Japan's consumer prices flat as pandemic stokes fears of deflation
TOKYO (Reuters) – Japan’s core consumer prices were stubbornly unchanged in July, dashing hopes for a modest rise as the coronavirus pandemic hit household demand and revived fears of a national plunge back into deflation.
A slow economic recovery from last quarter’s record slump is expected to weigh on prices as consumer demand collapsed amid resurgent infections, which will in turn hit profits, jobs and business investment, analysts say.
The spectre of a return to deflation will keep the Bank of Japan (BOJ) under pressure to continue massive monetary stimulus and maintain ultra-low interest rates to support government fiscal spending aimed at battling the health crisis.
Japan’s core consumer prices stood flat in July from a year earlier, data by the Ministry of Internal Affairs and Communications showed on Friday.
The core consumer price index, which includes oil products but excludes volatile fresh food prices, undershot a median market forecast for a 0.1% rise, following a flat reading in June, the data showed.
The so-called core-core inflation index, which excludes food and energy prices and is similar to the core index used in the United States, rose 0.4% in the year to July.
The BOJ projects consumer prices to fall 0.5% this fiscal year to next March and stay well below its 2% target through early 2023.
The central bank holds its next policy-setting meeting Sept. 16-17.
Friday’s data came after a batch of indicators confirmed weak demand at home and abroad, with exports posting a fifth consecutive month of double-digit falls and a surprise drop in core machinery orders pointing to fragile capital expenditure.

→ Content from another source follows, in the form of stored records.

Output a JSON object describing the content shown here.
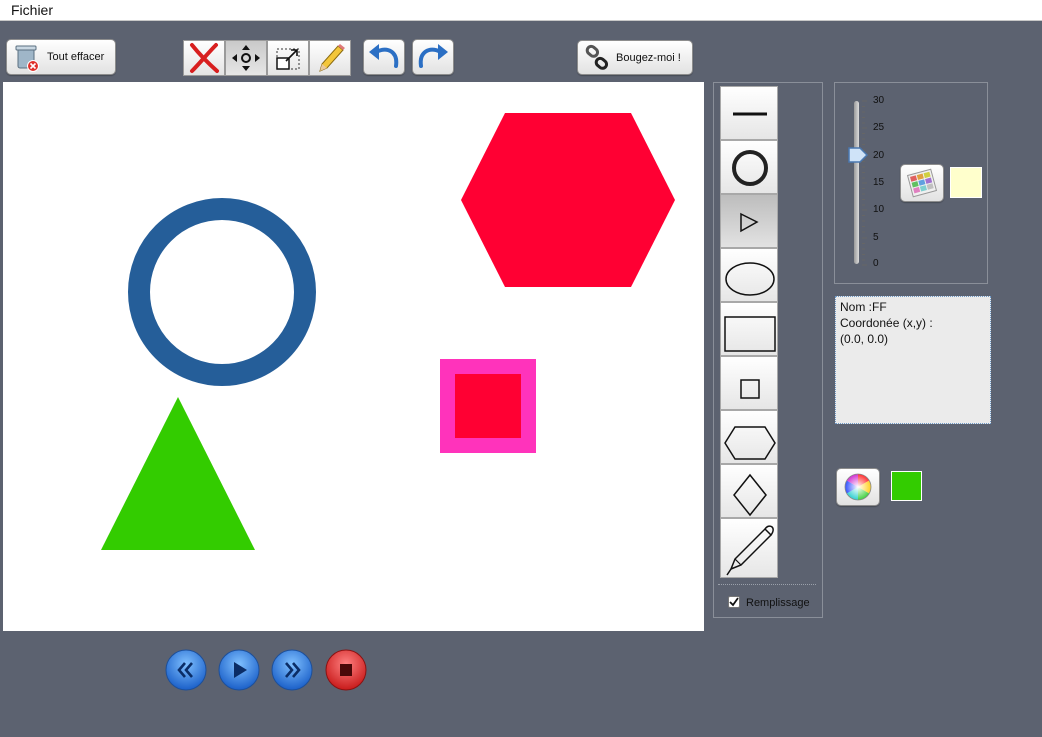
{
  "menu": {
    "file_label": "Fichier"
  },
  "toolbar": {
    "clear_all_label": "Tout effacer",
    "move_me_label": "Bougez-moi !",
    "tools": [
      "delete-tool",
      "move-tool",
      "resize-tool",
      "pencil-tool"
    ],
    "active_tool": "move-tool"
  },
  "shape_tools": {
    "items": [
      "line",
      "circle",
      "triangle",
      "ellipse",
      "rectangle",
      "square",
      "hexagon",
      "diamond",
      "pen"
    ],
    "active": "triangle",
    "fill_label": "Remplissage",
    "fill_checked": true
  },
  "stroke_slider": {
    "ticks": [
      "30",
      "25",
      "20",
      "15",
      "10",
      "5",
      "0"
    ],
    "value": 20,
    "max": 30,
    "stroke_color": "#ffffcc"
  },
  "info": {
    "name_line": "Nom :FF",
    "coord_label": "Coordonée (x,y) :",
    "coord_value": "(0.0, 0.0)"
  },
  "fill_color": "#33cc00",
  "canvas_shapes": [
    {
      "kind": "circle-outline",
      "color": "#255e99"
    },
    {
      "kind": "hexagon",
      "color": "#ff0033"
    },
    {
      "kind": "square-with-border",
      "fill": "#ff0033",
      "border": "#ff33bb"
    },
    {
      "kind": "triangle",
      "color": "#33cc00"
    }
  ],
  "playback": [
    "rewind",
    "play",
    "fast-forward",
    "stop"
  ]
}
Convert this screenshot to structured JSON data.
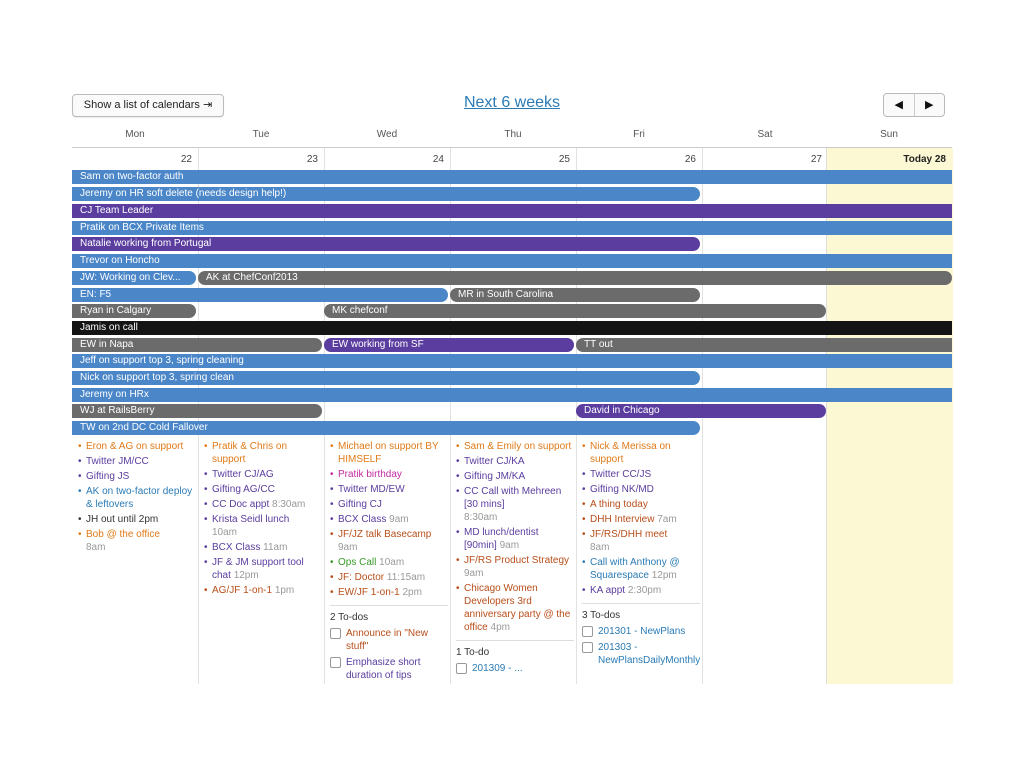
{
  "toolbar": {
    "calendars_button": "Show a list of calendars ⇥",
    "title": "Next 6 weeks",
    "prev": "◀",
    "next": "▶"
  },
  "days": [
    "Mon",
    "Tue",
    "Wed",
    "Thu",
    "Fri",
    "Sat",
    "Sun"
  ],
  "dates": [
    "22",
    "23",
    "24",
    "25",
    "26",
    "27",
    "Today 28"
  ],
  "events": [
    {
      "label": "Sam on two-factor auth",
      "color": "blue"
    },
    {
      "label": "Jeremy on HR soft delete (needs design help!)",
      "color": "blue"
    },
    {
      "label": "CJ Team Leader",
      "color": "purple"
    },
    {
      "label": "Pratik on BCX Private Items",
      "color": "blue"
    },
    {
      "label": "Natalie working from Portugal",
      "color": "purple"
    },
    {
      "label": "Trevor on Honcho",
      "color": "blue"
    },
    {
      "label": "JW: Working on Clev...",
      "color": "blue"
    },
    {
      "label": "AK at ChefConf2013",
      "color": "gray"
    },
    {
      "label": "EN: F5",
      "color": "blue"
    },
    {
      "label": "MR in South Carolina",
      "color": "gray"
    },
    {
      "label": "Ryan in Calgary",
      "color": "gray"
    },
    {
      "label": "MK chefconf",
      "color": "gray"
    },
    {
      "label": "Jamis on call",
      "color": "black"
    },
    {
      "label": "EW in Napa",
      "color": "gray"
    },
    {
      "label": "EW working from SF",
      "color": "purple"
    },
    {
      "label": "TT out",
      "color": "gray"
    },
    {
      "label": "Jeff on support top 3, spring cleaning",
      "color": "blue"
    },
    {
      "label": "Nick on support top 3, spring clean",
      "color": "blue"
    },
    {
      "label": "Jeremy on HRx",
      "color": "blue"
    },
    {
      "label": "WJ at RailsBerry",
      "color": "gray"
    },
    {
      "label": "David in Chicago",
      "color": "purple"
    },
    {
      "label": "TW on 2nd DC Cold Fallover",
      "color": "blue"
    }
  ],
  "mon_items": [
    {
      "t": "Eron & AG on support",
      "time": "",
      "color": "orange"
    },
    {
      "t": "Twitter JM/CC",
      "time": "",
      "color": "purple"
    },
    {
      "t": "Gifting JS",
      "time": "",
      "color": "purple"
    },
    {
      "t": "AK on two-factor deploy & leftovers",
      "time": "",
      "color": "blue"
    },
    {
      "t": "JH out until 2pm",
      "time": "",
      "color": "dark"
    },
    {
      "t": "Bob @ the office",
      "time": "8am",
      "color": "orange"
    }
  ],
  "tue_items": [
    {
      "t": "Pratik & Chris on support",
      "time": "",
      "color": "orange"
    },
    {
      "t": "Twitter CJ/AG",
      "time": "",
      "color": "purple"
    },
    {
      "t": "Gifting AG/CC",
      "time": "",
      "color": "purple"
    },
    {
      "t": "CC Doc appt",
      "time": "8:30am",
      "color": "purple"
    },
    {
      "t": "Krista Seidl lunch",
      "time": "10am",
      "color": "purple"
    },
    {
      "t": "BCX Class",
      "time": "11am",
      "color": "purple"
    },
    {
      "t": "JF & JM support tool chat",
      "time": "12pm",
      "color": "purple"
    },
    {
      "t": "AG/JF 1-on-1",
      "time": "1pm",
      "color": "rust"
    }
  ],
  "wed_items": [
    {
      "t": "Michael on support BY HIMSELF",
      "time": "",
      "color": "orange"
    },
    {
      "t": "Pratik birthday",
      "time": "",
      "color": "pink"
    },
    {
      "t": "Twitter MD/EW",
      "time": "",
      "color": "purple"
    },
    {
      "t": "Gifting CJ",
      "time": "",
      "color": "purple"
    },
    {
      "t": "BCX Class",
      "time": "9am",
      "color": "purple"
    },
    {
      "t": "JF/JZ talk Basecamp",
      "time": "9am",
      "color": "rust"
    },
    {
      "t": "Ops Call",
      "time": "10am",
      "color": "green"
    },
    {
      "t": "JF: Doctor",
      "time": "11:15am",
      "color": "rust"
    },
    {
      "t": "EW/JF 1-on-1",
      "time": "2pm",
      "color": "rust"
    }
  ],
  "wed_todos": {
    "header": "2 To-dos",
    "items": [
      "Announce in \"New stuff\"",
      "Emphasize short duration of tips"
    ]
  },
  "thu_items": [
    {
      "t": "Sam & Emily on support",
      "time": "",
      "color": "orange"
    },
    {
      "t": "Twitter CJ/KA",
      "time": "",
      "color": "purple"
    },
    {
      "t": "Gifting JM/KA",
      "time": "",
      "color": "purple"
    },
    {
      "t": "CC Call with Mehreen [30 mins]",
      "time": "8:30am",
      "color": "purple"
    },
    {
      "t": "MD lunch/dentist [90min]",
      "time": "9am",
      "color": "purple"
    },
    {
      "t": "JF/RS Product Strategy",
      "time": "9am",
      "color": "rust"
    },
    {
      "t": "Chicago Women Developers 3rd anniversary party @ the office",
      "time": "4pm",
      "color": "rust"
    }
  ],
  "thu_todos": {
    "header": "1 To-do",
    "items": [
      "201309 - ..."
    ]
  },
  "fri_items": [
    {
      "t": "Nick & Merissa on support",
      "time": "",
      "color": "orange"
    },
    {
      "t": "Twitter CC/JS",
      "time": "",
      "color": "purple"
    },
    {
      "t": "Gifting NK/MD",
      "time": "",
      "color": "purple"
    },
    {
      "t": "A thing today",
      "time": "",
      "color": "rust"
    },
    {
      "t": "DHH Interview",
      "time": "7am",
      "color": "rust"
    },
    {
      "t": "JF/RS/DHH meet",
      "time": "8am",
      "color": "rust"
    },
    {
      "t": "Call with Anthony @ Squarespace",
      "time": "12pm",
      "color": "blue"
    },
    {
      "t": "KA appt",
      "time": "2:30pm",
      "color": "purple"
    }
  ],
  "fri_todos": {
    "header": "3 To-dos",
    "items": [
      "201301 - NewPlans",
      "201303 - NewPlansDailyMonthly"
    ]
  }
}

Japan’s economy, the world’s third-largest, suffered a record annualised contraction of 27.8% in April-June as lockdowns through late May aimed at containing the pandemic dampened business activity and crushed private consumption.
Analysts expect any rebound in the current quarter to be modest, with fears of a second wave of infections potentially hitting spending and prolonging a long stretch of deflation.